- Born: 6 January 1989 (age 37) Sofia, Bulgaria

Gymnastics career
- Discipline: Rhythmic gymnastics
- Country represented: Bulgaria; (2006–2008);
- Medal record
Representing Bulgaria
Rhythmic gymnastics
World Championships
| Bronze medal – third place | 2007 Patras | 5 Ropes |
| Bronze medal – third place | 2007 Patras | 3 Hoops + 4 Clubs |
European Championships
| Bronze medal – third place | 2008 Turin | 5 Ropes |
| Bronze medal – third place | 2006 Moscow | 3 Hoops + 2 Clubs |

= Tzveta Kousseva =

Bulgarian rhythmic gymnast (born 1989)

Tzveta Kousseva (Цвета Кусева; born 6 January 1989) is a Bulgarian former group rhythmic gymnast who now works as a fashion designer. She competed at the 2008 Summer Olympics and won medals at both the World and European Championships.

== Career ==
Kousseva began competing as a member of the national senior group in 2006. She was a member of the club CSKA.

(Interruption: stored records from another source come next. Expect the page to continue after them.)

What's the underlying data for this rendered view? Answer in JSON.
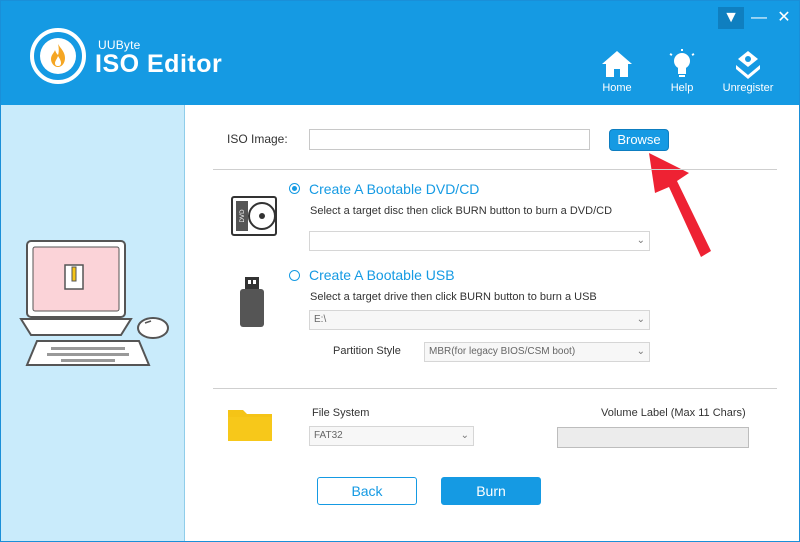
{
  "app": {
    "brand_small": "UUByte",
    "brand_big": "ISO Editor"
  },
  "header": {
    "buttons": [
      {
        "label": "Home",
        "icon": "home-icon"
      },
      {
        "label": "Help",
        "icon": "lightbulb-icon"
      },
      {
        "label": "Unregister",
        "icon": "unregister-icon"
      }
    ],
    "window_controls": {
      "dropdown": "▼",
      "minimize": "—",
      "close": "✕"
    }
  },
  "iso": {
    "label": "ISO Image:",
    "value": "",
    "browse_label": "Browse"
  },
  "dvd": {
    "title": "Create A Bootable DVD/CD",
    "description": "Select a target disc then click BURN button to burn a DVD/CD",
    "selected": true,
    "target_value": ""
  },
  "usb": {
    "title": "Create A Bootable USB",
    "description": "Select a target drive then click BURN button to burn a USB",
    "selected": false,
    "drive_value": "E:\\",
    "partition_label": "Partition Style",
    "partition_value": "MBR(for legacy BIOS/CSM boot)"
  },
  "filesystem": {
    "label": "File System",
    "value": "FAT32",
    "volume_label": "Volume Label (Max 11 Chars)",
    "volume_value": ""
  },
  "actions": {
    "back_label": "Back",
    "burn_label": "Burn"
  },
  "colors": {
    "accent": "#159ae3",
    "sidebar_bg": "#c9ebfb",
    "annotation_arrow": "#ee2233",
    "folder": "#f5c416"
  }
}
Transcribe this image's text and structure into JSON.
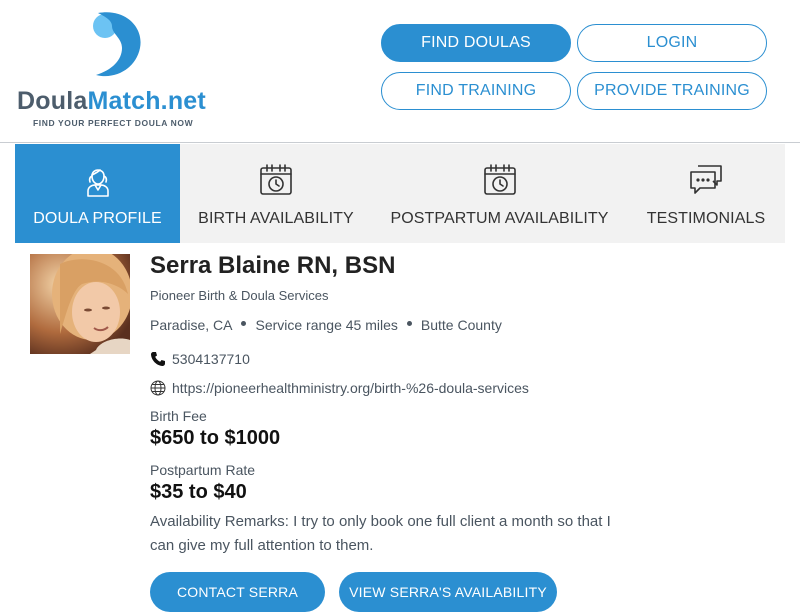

She competed at the 2006 European Championships in Moscow, where she participated in both the 5 ribbons and 3 hoops + 2 clubs routines. The group placed 4th in the all-around and in the 5 ribbons final, and they won bronze in the mixed apparatus final.

The next year, she competed at the 2007 World Championships in Patras. There, the group placed 4th in the all-around. They went on to win the bronze medal in both event finals.

In June 2008, she competed at the European Championships in Turin, where she again competed in both the group's routines, and the group again placed 4th in the all-around. They were 5th in the mixed apparatus final, but they won the bronze medal in the 5 ropes final. In August that year, she participated in her last competition, the 2008 Summer Olympics in Beijing. The Bulgarian group qualified in 5th place, and they placed 5th in the final as well.

After finishing her gymnastics career, Kousseva studied at the University of Architecture, Civil Engineering and Geodesy and also worked as a model. She later began her own fashion brand, with her clothes inspired by her architecture studies, and she opened a boutique in Sofia.